Die aufführenden Gäste werden vom Chaarts Chamber Ensemble begleitet – ist das quasi das Festivalorchester, das aus dem Boswiler Sommer hervorgegangen ist?

Fleck: Dafür muss ich etwas ausholen: Der Impuls, das Festival zu gründen, rührte aus einer Zeit, in der ich mit dem Casal Quartett hundert Konzerte pro Jahr hatte. Wir fanden es so schade, dass wir dabei immer für das Gleiche angefragt wurden: Schubert, Beethoven, Dvořák, Mozart, Haydn. Wir hatten dagegen Lust, mit Freunden an einen Ort zu gehen, und dort Programme zu machen, die aus dem Rahmen fallen. So ist das erste Festival dann auch ein sehr kammermusikalisches geworden, doch am Schluss wollten wir alle zusammen noch ein größeres Werk spielen. Und als das zum Orchester zusammenwuchs merkte ich: Wow, Kammermusiker haben einfach viel mehr Sound, weil sie es gewohnt sind, allein zu spielen und daher ein viel größeres Bewusstsein für das Ich haben innerhalb eines Ensembles, sie erzeugen eine hohe Dichte. In der Folge haben wir größere Werke mit wenigen Musikern aufgeführt, wobei wir zum Beispiel bei der „Eroica“ dieses Jahr bei einer Ensemblestärke sind, wie sie bei Beethoven ja eigentlich historisch korrekt ist. Man hat Individualisten, und die müssen überzeugt sein, dass es ihnen im Orchester auch Spaß macht, selbst wenn sie nicht mehr die einzige Geige oder das einzige Cello sind. Und so hat sich Chaarts aus dem Boswiler Sommer entwickelt.

Chaarts bettet zwei Artists Of The Year ins Programm ein, die Cellistin Ciara Enderle und den Oboisten Philippe Tondre. Welches sind Ihre Kriterien für die Auswahl dieser Resident Artists?
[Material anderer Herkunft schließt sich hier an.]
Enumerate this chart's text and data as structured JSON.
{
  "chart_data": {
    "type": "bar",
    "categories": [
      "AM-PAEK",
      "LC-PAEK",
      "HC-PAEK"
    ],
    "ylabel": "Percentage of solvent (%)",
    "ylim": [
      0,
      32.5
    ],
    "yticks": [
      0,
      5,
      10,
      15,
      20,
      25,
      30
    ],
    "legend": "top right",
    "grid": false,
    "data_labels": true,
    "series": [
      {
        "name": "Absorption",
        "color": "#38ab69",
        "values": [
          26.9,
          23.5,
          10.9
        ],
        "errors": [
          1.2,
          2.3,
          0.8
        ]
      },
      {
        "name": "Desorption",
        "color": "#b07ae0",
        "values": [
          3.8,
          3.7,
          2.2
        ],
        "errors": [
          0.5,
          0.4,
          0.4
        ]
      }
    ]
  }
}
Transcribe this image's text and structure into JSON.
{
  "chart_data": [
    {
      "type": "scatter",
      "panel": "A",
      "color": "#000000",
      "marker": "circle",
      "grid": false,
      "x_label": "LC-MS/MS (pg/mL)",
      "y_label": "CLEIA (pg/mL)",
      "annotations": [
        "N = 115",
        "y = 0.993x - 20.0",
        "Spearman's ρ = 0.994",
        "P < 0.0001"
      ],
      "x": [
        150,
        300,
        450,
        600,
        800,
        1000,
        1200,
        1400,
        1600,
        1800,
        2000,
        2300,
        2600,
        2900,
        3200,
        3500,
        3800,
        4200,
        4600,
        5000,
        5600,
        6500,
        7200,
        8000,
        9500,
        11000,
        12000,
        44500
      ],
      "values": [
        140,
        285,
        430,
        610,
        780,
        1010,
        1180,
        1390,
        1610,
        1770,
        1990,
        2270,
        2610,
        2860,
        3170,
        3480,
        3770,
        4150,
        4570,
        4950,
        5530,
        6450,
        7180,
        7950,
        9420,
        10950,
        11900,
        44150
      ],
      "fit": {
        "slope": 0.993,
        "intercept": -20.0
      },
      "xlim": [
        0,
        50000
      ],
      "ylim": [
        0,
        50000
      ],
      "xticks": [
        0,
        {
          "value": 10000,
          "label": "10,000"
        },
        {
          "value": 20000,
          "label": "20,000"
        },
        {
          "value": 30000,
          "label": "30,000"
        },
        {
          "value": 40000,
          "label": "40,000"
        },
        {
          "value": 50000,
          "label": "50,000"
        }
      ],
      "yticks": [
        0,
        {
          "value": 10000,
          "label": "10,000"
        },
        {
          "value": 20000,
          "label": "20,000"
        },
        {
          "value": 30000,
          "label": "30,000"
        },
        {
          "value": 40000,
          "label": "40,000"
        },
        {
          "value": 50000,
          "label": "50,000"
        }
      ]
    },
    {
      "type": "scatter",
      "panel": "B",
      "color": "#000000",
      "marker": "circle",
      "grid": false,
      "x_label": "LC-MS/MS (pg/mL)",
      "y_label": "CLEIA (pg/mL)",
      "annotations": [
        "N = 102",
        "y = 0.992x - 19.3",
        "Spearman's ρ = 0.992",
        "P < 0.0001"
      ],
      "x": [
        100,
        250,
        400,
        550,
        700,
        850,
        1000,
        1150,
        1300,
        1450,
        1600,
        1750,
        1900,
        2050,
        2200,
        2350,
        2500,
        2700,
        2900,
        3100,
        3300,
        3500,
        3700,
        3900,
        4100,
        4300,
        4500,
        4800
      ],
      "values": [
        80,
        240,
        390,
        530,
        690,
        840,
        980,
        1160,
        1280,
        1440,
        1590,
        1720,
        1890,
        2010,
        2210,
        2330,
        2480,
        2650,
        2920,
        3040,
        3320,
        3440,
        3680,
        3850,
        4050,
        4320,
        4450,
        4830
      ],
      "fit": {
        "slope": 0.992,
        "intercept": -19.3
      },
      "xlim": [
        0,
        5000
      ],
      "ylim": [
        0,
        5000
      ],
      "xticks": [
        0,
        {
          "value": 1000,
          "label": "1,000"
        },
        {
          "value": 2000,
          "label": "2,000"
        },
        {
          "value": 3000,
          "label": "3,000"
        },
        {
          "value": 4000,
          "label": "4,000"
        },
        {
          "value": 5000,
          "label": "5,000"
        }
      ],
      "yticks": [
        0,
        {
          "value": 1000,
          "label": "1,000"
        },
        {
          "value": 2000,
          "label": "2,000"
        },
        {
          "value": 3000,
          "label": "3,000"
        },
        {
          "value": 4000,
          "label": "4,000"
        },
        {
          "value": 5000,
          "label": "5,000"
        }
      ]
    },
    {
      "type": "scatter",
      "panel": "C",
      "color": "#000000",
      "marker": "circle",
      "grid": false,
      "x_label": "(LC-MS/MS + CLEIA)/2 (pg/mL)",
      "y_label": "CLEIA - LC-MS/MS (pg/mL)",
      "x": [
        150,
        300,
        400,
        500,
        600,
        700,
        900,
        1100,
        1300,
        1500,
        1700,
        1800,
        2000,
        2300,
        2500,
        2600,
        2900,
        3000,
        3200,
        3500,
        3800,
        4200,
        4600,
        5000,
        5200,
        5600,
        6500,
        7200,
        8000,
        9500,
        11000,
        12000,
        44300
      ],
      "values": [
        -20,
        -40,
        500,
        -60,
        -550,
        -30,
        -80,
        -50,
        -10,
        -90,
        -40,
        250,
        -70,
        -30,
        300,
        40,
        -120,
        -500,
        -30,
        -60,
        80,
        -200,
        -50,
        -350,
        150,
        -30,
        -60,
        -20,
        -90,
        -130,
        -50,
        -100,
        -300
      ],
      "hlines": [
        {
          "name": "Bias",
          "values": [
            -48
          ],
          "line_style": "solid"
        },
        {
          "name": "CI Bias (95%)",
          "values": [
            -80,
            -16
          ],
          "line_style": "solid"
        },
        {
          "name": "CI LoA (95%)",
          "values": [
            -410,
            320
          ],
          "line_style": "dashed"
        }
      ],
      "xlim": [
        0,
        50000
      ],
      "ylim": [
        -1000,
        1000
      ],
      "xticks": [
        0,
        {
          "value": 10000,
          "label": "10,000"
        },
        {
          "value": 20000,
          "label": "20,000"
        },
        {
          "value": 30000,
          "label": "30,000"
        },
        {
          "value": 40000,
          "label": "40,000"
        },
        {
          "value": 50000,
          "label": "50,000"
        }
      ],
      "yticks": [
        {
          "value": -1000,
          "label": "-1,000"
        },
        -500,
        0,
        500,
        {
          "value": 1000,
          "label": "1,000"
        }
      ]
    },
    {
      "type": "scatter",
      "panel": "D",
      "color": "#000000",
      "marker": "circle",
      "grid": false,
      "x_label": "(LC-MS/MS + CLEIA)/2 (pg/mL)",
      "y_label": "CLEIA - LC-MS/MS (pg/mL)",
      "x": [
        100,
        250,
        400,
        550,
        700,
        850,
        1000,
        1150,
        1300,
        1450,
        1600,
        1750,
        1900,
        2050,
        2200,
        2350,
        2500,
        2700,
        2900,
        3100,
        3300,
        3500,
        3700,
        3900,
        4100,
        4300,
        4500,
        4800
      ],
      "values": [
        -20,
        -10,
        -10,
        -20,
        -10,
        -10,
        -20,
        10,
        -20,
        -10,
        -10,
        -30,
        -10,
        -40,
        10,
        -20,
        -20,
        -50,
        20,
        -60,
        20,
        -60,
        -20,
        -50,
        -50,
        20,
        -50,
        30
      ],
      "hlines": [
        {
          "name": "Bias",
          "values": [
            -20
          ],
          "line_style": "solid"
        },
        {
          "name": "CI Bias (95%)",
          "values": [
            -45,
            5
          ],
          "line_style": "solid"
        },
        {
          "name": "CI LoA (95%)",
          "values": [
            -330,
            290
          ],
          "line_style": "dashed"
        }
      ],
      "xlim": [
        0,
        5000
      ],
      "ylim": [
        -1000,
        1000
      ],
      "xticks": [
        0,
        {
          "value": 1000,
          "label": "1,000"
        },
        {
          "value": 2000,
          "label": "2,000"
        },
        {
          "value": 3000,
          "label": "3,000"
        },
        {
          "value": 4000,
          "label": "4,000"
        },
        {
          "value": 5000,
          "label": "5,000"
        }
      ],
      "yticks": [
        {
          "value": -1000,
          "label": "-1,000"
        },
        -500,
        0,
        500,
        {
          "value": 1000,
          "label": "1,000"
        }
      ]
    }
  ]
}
Fleck: Es sollten herausragende Instrumentalisten sein, die schon eine große Erfahrung mitbringen, Dinge mit anderen zu teilen, sich vernetzen zu können. Die hohe Kunst Kammermusik zu verstehen, ist: Hier trete ich in das Gesamte ein, und dort trete ich hervor. Und man muss Lust haben, etwas Neues zu probieren. Chiara Enderle spielt Szenen aus Prokofjews „Romeo und Julia“, die bisher für Bratsche und Klavier arrangiert wurden. Sie überträgt das jetzt einfach für das Cello, und das ist höllisch schwer. Vielleicht stößt sie da auch ein Tor auf für andere Cellisten. Das wäre nicht das erste Mal, dass so etwas passiert.

Die Klassiksparte beklagt oft eine Überalterung der Zuhörerschaft. Findet sich auch in Boswil der berühmte „Silbersee“? Oder locken Sie durch die jungen Mitwirkenden auch junge Zuhörer?

Fleck: Ich würde mich nie beklagen über den „Silbersee“. Jeder Zuhörer ist mir gleich lieb, ob jung oder alt. Die Tiefe dieser Musik, die kriegt einen irgendwann im Leben. Boswil hat ja über das Jahr verteilt sehr viele Veranstaltungen, die alle aus dem klassischen Bereich sind, es gibt gleich zwei Jugendorchester, die dann natürlich die Familie als Publikum mitziehen. Daher ist der Hauptanteil unseres Publikums zwischen 40 und 50, dann natürlich auch die Älteren, aber auch Junge, Studenten. Ich würde sagen, das Durchschnittsalter ist um 20 Jahre jünger als bei anderen Klassikfestivals. Das liegt auch an den lustvollen Programmen, die Berührungsängste nehmen.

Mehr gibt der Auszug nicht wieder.